But if I said I’d rather have my irritable bowel syndrome kick in while stuck in a crowded room with no lavatory in sight than go home—I wouldn’t be joking.
The door to our office creaked open a sliver as Maggie slipped in.
“What are you doing?” Maggie’s voice startled me where I’d been hiding, surrounded by unfinished paperwork and unorganized receipts.
“Is that guy still out there?” I nodded toward the shop, pressed against the wall as if it could hide me further.

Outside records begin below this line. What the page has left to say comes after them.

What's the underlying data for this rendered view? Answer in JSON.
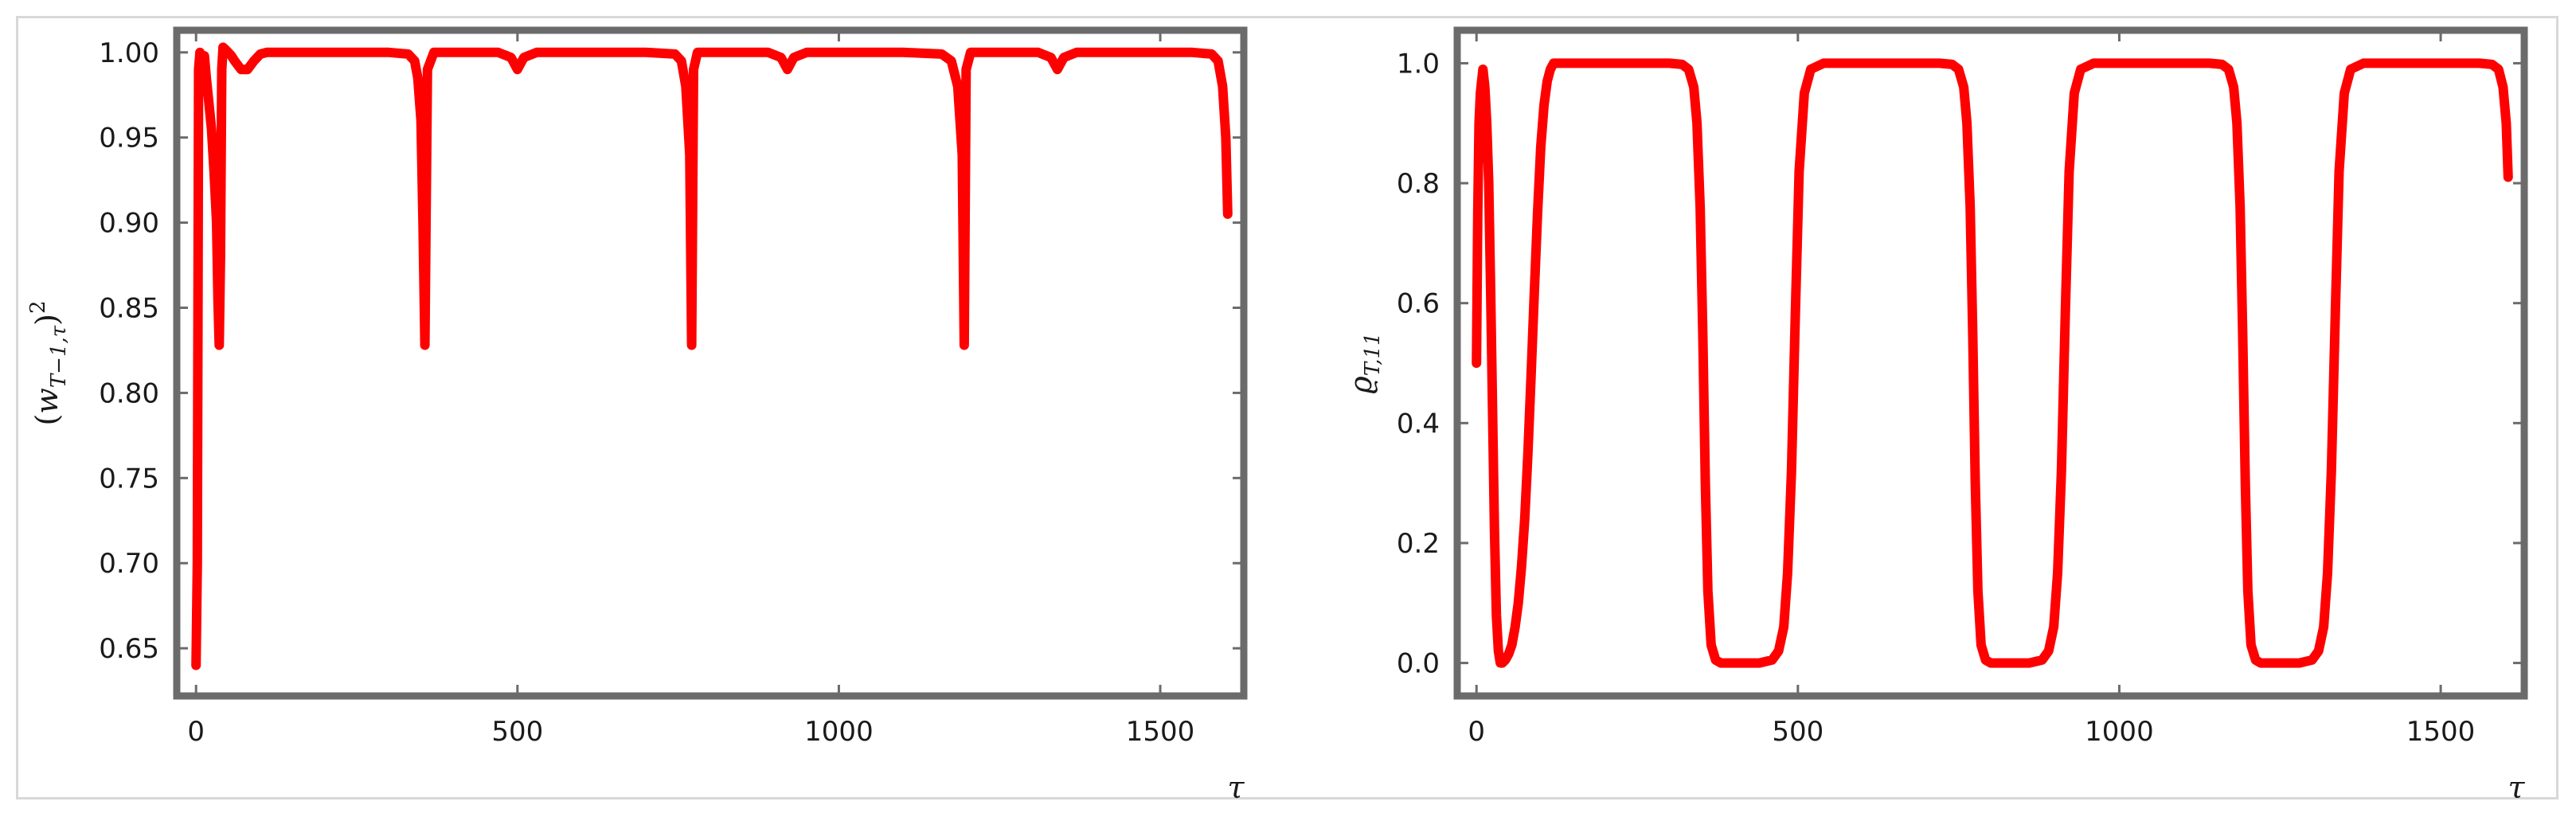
{
  "chart_data": [
    {
      "type": "line",
      "xlabel": "τ",
      "ylabel_parts": {
        "open": "(",
        "w": "w",
        "sub": "T−1,τ",
        "close": ")",
        "sup": "2"
      },
      "xlim": [
        -30,
        1630
      ],
      "ylim": [
        0.622,
        1.013
      ],
      "xticks": [
        0,
        500,
        1000,
        1500
      ],
      "yticks": [
        0.65,
        0.7,
        0.75,
        0.8,
        0.85,
        0.9,
        0.95,
        1.0
      ],
      "ytick_labels": [
        "0.65",
        "0.70",
        "0.75",
        "0.80",
        "0.85",
        "0.90",
        "0.95",
        "1.00"
      ],
      "xtick_labels": [
        "0",
        "500",
        "1000",
        "1500"
      ],
      "line_color": "#ff0000",
      "series": [
        {
          "x": [
            0,
            2,
            4,
            6,
            8,
            10,
            13,
            16,
            20,
            24,
            28,
            32,
            34,
            36,
            38,
            40,
            42,
            45,
            50,
            55,
            60,
            70,
            80,
            90,
            100,
            110,
            130,
            200,
            300,
            330,
            340,
            345,
            350,
            353,
            356,
            360,
            370,
            400,
            470,
            490,
            500,
            510,
            530,
            600,
            700,
            745,
            755,
            762,
            768,
            771,
            774,
            780,
            790,
            820,
            890,
            910,
            920,
            930,
            950,
            1000,
            1100,
            1160,
            1175,
            1185,
            1192,
            1195,
            1198,
            1205,
            1215,
            1245,
            1310,
            1330,
            1340,
            1350,
            1370,
            1450,
            1550,
            1580,
            1590,
            1597,
            1602,
            1605
          ],
          "y": [
            0.64,
            0.7,
            0.99,
            1.0,
            0.998,
            0.99,
            0.998,
            0.985,
            0.97,
            0.955,
            0.93,
            0.9,
            0.855,
            0.828,
            0.88,
            0.99,
            1.003,
            1.002,
            1.0,
            0.998,
            0.995,
            0.99,
            0.99,
            0.995,
            0.999,
            1.0,
            1.0,
            1.0,
            1.0,
            0.999,
            0.995,
            0.985,
            0.96,
            0.9,
            0.828,
            0.99,
            1.0,
            1.0,
            1.0,
            0.997,
            0.99,
            0.997,
            1.0,
            1.0,
            1.0,
            0.999,
            0.995,
            0.98,
            0.94,
            0.828,
            0.99,
            1.0,
            1.0,
            1.0,
            1.0,
            0.997,
            0.99,
            0.997,
            1.0,
            1.0,
            1.0,
            0.999,
            0.995,
            0.98,
            0.94,
            0.828,
            0.99,
            1.0,
            1.0,
            1.0,
            1.0,
            0.997,
            0.99,
            0.997,
            1.0,
            1.0,
            1.0,
            0.999,
            0.995,
            0.98,
            0.95,
            0.905
          ]
        }
      ]
    },
    {
      "type": "line",
      "xlabel": "τ",
      "ylabel_parts": {
        "rho": "ϱ",
        "sub": "T,11"
      },
      "xlim": [
        -30,
        1630
      ],
      "ylim": [
        -0.055,
        1.055
      ],
      "xticks": [
        0,
        500,
        1000,
        1500
      ],
      "yticks": [
        0.0,
        0.2,
        0.4,
        0.6,
        0.8,
        1.0
      ],
      "ytick_labels": [
        "0.0",
        "0.2",
        "0.4",
        "0.6",
        "0.8",
        "1.0"
      ],
      "xtick_labels": [
        "0",
        "500",
        "1000",
        "1500"
      ],
      "line_color": "#ff0000",
      "series": [
        {
          "x": [
            0,
            2,
            4,
            6,
            8,
            10,
            13,
            16,
            19,
            22,
            25,
            28,
            31,
            34,
            37,
            40,
            45,
            50,
            55,
            60,
            65,
            70,
            75,
            80,
            85,
            90,
            95,
            100,
            105,
            110,
            115,
            120,
            130,
            150,
            300,
            320,
            330,
            338,
            343,
            348,
            352,
            356,
            360,
            365,
            372,
            380,
            400,
            440,
            460,
            470,
            478,
            484,
            490,
            496,
            502,
            510,
            520,
            540,
            720,
            740,
            750,
            758,
            763,
            768,
            772,
            776,
            780,
            785,
            792,
            800,
            820,
            860,
            880,
            890,
            898,
            904,
            910,
            916,
            922,
            930,
            940,
            960,
            1140,
            1160,
            1170,
            1178,
            1183,
            1188,
            1192,
            1196,
            1200,
            1205,
            1212,
            1220,
            1240,
            1280,
            1300,
            1310,
            1318,
            1324,
            1330,
            1336,
            1342,
            1350,
            1360,
            1380,
            1560,
            1580,
            1590,
            1597,
            1602,
            1605
          ],
          "y": [
            0.5,
            0.75,
            0.9,
            0.95,
            0.97,
            0.99,
            0.96,
            0.9,
            0.8,
            0.62,
            0.42,
            0.22,
            0.08,
            0.02,
            0.0,
            0.0,
            0.005,
            0.015,
            0.03,
            0.06,
            0.1,
            0.16,
            0.24,
            0.35,
            0.48,
            0.62,
            0.75,
            0.86,
            0.93,
            0.97,
            0.99,
            1.0,
            1.0,
            1.0,
            1.0,
            0.998,
            0.99,
            0.96,
            0.9,
            0.76,
            0.55,
            0.3,
            0.12,
            0.03,
            0.005,
            0.0,
            0.0,
            0.0,
            0.005,
            0.02,
            0.06,
            0.15,
            0.32,
            0.58,
            0.82,
            0.95,
            0.99,
            1.0,
            1.0,
            0.998,
            0.99,
            0.96,
            0.9,
            0.76,
            0.55,
            0.3,
            0.12,
            0.03,
            0.005,
            0.0,
            0.0,
            0.0,
            0.005,
            0.02,
            0.06,
            0.15,
            0.32,
            0.58,
            0.82,
            0.95,
            0.99,
            1.0,
            1.0,
            0.998,
            0.99,
            0.96,
            0.9,
            0.76,
            0.55,
            0.3,
            0.12,
            0.03,
            0.005,
            0.0,
            0.0,
            0.0,
            0.005,
            0.02,
            0.06,
            0.15,
            0.32,
            0.58,
            0.82,
            0.95,
            0.99,
            1.0,
            1.0,
            0.998,
            0.99,
            0.96,
            0.9,
            0.81
          ]
        }
      ]
    }
  ]
}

Maggie tilted her head. “The one with a scary gaze and satchel who came in right before you barreled in here and slammed the door shut? Yes, he is. Do you know him?”
“He’s from my hometown.”
When her eyes widened, it was obvious she knew exactly how dire this had to be if he’d come out to hunt me down here. “The hometown you accidentally set on fire?”
Ah, there was that. You accidentally burn down one town center and get labeled an arsonist. “Yes,” I whisper-yelled. “That would be the one. And it wasn’t me, it was the hellblazers.”
The fire-spitting chickens.
“Well, what does he want?”
Grinding my teeth, I slumped into the wall with a sigh. I’d run from this for three years, but it seemed my past had finally caught up with me.
“He’s the business commissioner, so most likely, nothing good,” I said, skittering around the question.
Maggie popped a hip. “Reece,” she demanded, “what is he here for?”
I glared at her, arms crossed. A long, awkward silence passed, both of us locked in a standoff of wills. An unyielding staring contest only fueled the smothering tension between us.
I finally conceded.
“You aren’t going to like it.” No lies could be found; she wouldn’t want to hear about my leaving, either.
Scrunching her brows, my friend wasn’t backing down. “Do you think it’s possibly something important? Considering the lengths he went to to come here in person?”
I swallowed, rocking on my feet as the idea bounced around in my mind, yet it did nothing to subdue the nerves. I knew it must be urgent if he came here from Honey Brooke, but that didn’t make me any more eager to speak with him. But I needed to. “Perhaps.”
Maggie rolled her eyes. “I’ll be back.”
Only she didn’t come back alone. His voice came from the shop, a cold and short “thank you” as she opened the door.No, she didn’t. But yes, she did.
Face-to-face with Alaric himself, I bit back my displeasure and kept my murderous glares for Maggie between glances. My stomach churned like butter. I plastered a fake smile over my face, and I tried not to vomit.
“Alaric Parrington,” I greeted him. “Fancy seeing you here.”
He didn’t blink. No twitch of the mouth. No pulsing muscle in his jaw. The commissioner stood there, emotionless and stern. “Reece McCarthen, we have business to discuss.”
I gave a sorry, pathetic, tight-lipped grin and nodded, closing the door to the office, which happened to be equivalent to trapping myself in a cave with a hungry vulture.
Let’s see, would it be about the incident with the fire-spitting chickens burning a building to ash three years ago, ormy estranged father… or his sanctuary for magical creatures? Something else?
Quickly shuffling through memories I tried to keep locked away, I scoured for anything that might’ve led to this. Obviously, the incident with the chickens, yes, but what else? There was that one time at school with the chemicals and the kid’s brows I’d accidentally burned. Or when I’d worked at the local market and mixed up the sleeping elixir and the pain-relieving elixir. I took half the town out before we realized what had happened. Or maybe it was about—
“Are you going to ask me to sit?”
Lurching forward, I nearly choked on my words. “Yes.” I gestured to the chairs in front of our thrifted wooden desk, stumbling over my feet. “Of course, please.”
Our office wasn’t anything spectacular… if you didn’t know it was an office, you’d probably never guess. The walls were covered with clippings of our shop in the town’s newsletter, the desk was devoured by preorders, and the folders stacked on top were overflowing with Maggie’s color-coded tags (which I knew nothing about).
Crossing my legs and perching myself taller over the surface, I folded my hands and turned my panicking eyes cold. I was innocent, no reason to act otherwise. Or at least I told myself as much. “You said there was business to be discussed?”